Given is $f(z)=\sin(\exp(\frac{1}{z}))$. How do I find singularities and residue?
I know that singularity for my function is $z_0=0$. But how do I find residue?
Given is $f(z)=\sin(\exp(\frac{1}{z}))$. How do I find singularities and residue?
I know that singularity for my function is $z_0=0$. But how do I find residue?
The residue of $f$ at $0$ is
$$\frac{1}{2\pi i} \int_{\lvert z\rvert = r} f(z)\,dz,\tag{1}$$
where since $f$ is holomorphic on $\mathbb{C}\setminus \{0\}$ the radius $r$ can be chosen arbitrarily. (Generally, it must be chosen small enough that the circle doesn't enclose nor pass through any other singularity.)
Making the substitution $w = 1/z$ in $(1)$ yields - note that the substitution leads to a negatively oriented circle; we then use the minus sign of the derivative to change the orientation -
$$\operatorname{Res} (f;0) = \frac{1}{2\pi i} \int_{\lvert w\rvert = R} \frac{\sin (\exp w)}{w^2}\,dw$$
(where $R = 1/r$), which is easy to evaluate if one remembers the integral formula for derivatives.

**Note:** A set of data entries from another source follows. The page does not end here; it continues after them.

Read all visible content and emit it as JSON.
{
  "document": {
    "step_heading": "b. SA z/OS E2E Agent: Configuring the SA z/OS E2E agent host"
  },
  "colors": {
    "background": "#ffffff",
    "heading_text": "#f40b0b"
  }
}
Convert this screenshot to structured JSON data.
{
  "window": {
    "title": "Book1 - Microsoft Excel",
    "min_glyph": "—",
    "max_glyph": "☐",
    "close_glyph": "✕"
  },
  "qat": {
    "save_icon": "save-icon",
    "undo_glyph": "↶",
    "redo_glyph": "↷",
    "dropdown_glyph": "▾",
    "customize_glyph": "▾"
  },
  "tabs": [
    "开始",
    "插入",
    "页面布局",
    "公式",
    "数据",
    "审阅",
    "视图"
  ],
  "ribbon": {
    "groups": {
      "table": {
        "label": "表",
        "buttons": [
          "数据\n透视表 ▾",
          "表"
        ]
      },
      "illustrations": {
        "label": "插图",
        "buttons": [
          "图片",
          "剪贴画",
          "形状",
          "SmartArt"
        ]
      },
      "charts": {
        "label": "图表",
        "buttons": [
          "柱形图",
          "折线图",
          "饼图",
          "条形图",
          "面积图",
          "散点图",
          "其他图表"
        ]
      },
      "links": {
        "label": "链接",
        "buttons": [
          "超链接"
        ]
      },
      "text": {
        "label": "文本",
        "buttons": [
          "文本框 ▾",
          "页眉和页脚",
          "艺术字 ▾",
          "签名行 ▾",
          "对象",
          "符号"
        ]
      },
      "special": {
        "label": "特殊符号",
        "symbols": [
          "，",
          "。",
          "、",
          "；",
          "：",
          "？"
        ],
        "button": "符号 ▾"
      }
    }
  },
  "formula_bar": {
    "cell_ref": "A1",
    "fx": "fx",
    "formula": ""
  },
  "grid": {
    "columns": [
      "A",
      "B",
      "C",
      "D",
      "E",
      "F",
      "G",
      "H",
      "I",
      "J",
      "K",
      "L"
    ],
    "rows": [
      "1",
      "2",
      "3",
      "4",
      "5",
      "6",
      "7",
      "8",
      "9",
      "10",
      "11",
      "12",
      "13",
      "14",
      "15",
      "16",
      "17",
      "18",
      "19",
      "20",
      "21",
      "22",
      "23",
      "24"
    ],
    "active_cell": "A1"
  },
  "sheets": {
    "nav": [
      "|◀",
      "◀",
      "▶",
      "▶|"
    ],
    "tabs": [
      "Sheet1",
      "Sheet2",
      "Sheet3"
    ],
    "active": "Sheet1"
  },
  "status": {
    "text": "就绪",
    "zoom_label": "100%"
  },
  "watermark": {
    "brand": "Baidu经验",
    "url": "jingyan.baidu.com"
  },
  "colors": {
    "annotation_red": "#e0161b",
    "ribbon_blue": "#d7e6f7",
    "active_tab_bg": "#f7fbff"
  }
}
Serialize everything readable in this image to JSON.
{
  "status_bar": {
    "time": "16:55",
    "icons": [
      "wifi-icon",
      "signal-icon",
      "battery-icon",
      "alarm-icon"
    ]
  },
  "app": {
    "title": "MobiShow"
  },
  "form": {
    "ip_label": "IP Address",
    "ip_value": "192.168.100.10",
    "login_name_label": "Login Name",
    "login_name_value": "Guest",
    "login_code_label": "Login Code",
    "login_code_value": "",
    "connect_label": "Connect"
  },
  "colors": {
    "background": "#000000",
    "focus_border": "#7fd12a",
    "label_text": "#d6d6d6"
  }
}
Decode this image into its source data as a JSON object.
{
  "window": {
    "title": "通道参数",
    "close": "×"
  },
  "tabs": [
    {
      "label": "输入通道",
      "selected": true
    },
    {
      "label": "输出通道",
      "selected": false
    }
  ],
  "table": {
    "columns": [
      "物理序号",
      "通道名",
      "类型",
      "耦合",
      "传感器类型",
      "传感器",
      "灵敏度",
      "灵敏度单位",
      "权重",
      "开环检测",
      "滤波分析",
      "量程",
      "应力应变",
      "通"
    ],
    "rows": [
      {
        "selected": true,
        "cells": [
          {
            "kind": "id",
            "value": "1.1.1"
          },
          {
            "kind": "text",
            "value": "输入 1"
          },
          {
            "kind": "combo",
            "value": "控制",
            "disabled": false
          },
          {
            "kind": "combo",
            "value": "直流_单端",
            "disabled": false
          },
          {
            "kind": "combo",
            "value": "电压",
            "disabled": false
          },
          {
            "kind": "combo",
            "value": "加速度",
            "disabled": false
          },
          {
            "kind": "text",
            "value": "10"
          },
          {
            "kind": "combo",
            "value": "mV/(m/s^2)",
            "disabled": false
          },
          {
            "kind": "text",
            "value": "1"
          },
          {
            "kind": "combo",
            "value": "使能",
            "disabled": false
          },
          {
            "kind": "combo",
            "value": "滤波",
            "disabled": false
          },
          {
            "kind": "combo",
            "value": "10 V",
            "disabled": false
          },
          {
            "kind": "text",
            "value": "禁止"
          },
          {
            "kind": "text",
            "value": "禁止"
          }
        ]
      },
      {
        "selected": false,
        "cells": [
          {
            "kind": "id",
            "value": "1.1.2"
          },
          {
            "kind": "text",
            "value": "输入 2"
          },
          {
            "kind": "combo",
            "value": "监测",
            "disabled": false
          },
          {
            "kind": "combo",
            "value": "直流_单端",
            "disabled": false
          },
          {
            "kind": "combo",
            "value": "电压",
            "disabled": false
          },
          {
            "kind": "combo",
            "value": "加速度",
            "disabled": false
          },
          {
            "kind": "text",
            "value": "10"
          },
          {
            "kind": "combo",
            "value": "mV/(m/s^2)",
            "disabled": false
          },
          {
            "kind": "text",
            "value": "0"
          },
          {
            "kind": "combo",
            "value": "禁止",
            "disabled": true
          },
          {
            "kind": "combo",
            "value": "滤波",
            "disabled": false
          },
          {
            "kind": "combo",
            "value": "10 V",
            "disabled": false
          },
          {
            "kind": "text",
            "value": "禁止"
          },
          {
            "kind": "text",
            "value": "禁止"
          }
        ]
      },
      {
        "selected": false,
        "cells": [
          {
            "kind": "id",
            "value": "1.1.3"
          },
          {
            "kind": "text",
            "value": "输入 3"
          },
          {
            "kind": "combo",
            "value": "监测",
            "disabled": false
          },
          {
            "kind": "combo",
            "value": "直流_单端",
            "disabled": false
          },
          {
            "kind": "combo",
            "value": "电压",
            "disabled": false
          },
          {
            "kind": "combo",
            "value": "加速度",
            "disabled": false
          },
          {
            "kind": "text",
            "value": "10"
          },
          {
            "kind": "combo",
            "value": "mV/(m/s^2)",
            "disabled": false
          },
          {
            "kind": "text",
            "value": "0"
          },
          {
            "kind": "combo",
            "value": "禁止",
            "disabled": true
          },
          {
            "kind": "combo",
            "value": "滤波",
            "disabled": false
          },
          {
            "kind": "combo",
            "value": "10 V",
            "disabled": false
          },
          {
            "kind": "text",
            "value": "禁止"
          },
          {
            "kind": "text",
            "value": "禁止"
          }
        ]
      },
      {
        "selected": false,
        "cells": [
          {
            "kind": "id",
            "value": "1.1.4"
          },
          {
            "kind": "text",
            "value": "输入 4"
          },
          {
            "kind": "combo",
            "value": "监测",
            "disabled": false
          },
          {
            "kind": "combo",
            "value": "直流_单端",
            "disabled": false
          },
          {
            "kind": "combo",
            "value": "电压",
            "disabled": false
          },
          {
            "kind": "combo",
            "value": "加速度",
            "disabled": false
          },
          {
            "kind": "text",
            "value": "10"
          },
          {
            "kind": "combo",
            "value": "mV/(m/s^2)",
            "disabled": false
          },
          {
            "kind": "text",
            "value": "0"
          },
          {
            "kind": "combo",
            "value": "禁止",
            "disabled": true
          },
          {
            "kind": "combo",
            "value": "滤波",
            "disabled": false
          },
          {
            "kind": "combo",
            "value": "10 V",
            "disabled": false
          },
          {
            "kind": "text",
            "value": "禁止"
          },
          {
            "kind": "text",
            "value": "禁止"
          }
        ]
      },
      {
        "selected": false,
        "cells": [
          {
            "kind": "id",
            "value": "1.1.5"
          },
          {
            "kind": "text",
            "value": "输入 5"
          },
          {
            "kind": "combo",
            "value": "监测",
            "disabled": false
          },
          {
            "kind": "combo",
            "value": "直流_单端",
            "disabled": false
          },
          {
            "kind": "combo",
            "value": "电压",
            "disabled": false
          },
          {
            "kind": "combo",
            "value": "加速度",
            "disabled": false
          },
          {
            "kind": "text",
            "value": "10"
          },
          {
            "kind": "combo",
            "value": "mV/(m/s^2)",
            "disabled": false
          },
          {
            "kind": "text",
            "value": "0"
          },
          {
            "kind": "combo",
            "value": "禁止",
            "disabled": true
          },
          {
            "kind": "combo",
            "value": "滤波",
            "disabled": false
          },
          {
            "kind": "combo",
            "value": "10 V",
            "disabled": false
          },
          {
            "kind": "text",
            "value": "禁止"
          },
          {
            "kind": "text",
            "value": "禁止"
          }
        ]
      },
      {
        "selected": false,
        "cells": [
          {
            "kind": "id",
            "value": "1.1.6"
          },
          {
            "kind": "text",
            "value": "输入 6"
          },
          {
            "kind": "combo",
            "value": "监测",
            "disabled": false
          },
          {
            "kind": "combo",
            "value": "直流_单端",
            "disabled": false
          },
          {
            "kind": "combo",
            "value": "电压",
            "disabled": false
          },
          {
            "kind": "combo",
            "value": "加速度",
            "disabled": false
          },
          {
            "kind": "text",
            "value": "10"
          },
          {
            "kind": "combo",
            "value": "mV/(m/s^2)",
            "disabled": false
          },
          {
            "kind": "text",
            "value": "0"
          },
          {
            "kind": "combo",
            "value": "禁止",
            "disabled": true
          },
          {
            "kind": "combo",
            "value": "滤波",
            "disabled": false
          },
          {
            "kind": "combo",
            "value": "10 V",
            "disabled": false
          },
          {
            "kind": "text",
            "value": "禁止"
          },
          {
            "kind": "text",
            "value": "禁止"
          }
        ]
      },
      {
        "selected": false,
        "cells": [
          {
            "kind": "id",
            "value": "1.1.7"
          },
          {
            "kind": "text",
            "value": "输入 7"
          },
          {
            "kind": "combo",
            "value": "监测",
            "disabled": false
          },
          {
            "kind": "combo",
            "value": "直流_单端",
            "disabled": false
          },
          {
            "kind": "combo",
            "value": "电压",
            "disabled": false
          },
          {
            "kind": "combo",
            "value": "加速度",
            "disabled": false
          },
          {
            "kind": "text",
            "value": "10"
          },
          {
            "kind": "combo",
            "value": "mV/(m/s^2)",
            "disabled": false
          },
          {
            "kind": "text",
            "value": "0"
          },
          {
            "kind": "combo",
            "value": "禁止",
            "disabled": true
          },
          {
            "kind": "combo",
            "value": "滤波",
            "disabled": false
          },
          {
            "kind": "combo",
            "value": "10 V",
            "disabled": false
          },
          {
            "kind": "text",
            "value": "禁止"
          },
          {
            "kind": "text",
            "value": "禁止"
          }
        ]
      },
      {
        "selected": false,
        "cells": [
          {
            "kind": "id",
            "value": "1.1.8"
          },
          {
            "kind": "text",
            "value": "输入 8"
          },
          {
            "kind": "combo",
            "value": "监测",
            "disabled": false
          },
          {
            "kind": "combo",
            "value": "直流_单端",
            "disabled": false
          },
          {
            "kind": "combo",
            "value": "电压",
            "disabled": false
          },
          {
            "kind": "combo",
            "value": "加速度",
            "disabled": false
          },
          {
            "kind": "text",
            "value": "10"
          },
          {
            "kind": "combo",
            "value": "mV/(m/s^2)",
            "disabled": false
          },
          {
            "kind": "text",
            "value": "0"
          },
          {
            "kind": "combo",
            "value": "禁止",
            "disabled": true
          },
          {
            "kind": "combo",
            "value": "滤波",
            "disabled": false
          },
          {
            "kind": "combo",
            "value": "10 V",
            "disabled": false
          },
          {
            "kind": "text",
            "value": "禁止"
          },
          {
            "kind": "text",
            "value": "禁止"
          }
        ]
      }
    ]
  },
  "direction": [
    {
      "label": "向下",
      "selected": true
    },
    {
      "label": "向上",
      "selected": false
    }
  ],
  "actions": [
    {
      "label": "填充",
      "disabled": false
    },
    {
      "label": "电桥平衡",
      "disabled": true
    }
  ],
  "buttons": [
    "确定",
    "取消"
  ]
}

As an alternative to the way forward presented by Daniel, we can expand the function $f(z)$ in a Laurent series. Proceeding we write
$$\begin{align} f(z)&=\sin\left(e^{1/z}\right)\\\\ &=\sin\left(1+\frac1z+O\left(\frac{1}{z^2}\right)\right)\\\\ &=\sum_{n=0}^\infty \frac{(-1)^n}{(2n+1)!}\left(1+\frac1z+O\left(\frac{1}{z^2}\right)\right)^{2n+1}\\\\ &=\sum_{n=0}^\infty \frac{(-1)^n}{(2n+1)!}+\left(\sum_{n=0}^\infty \frac{(-1)^n}{(2n)!}\right)\,\frac1z+O\left(\frac{1}{z^2}\right)\\\\ \end{align}$$
The residue is, therefore, $\sum_{n=0}^\infty \frac{(-1)^n}{(2n)!}=\cos(1)$.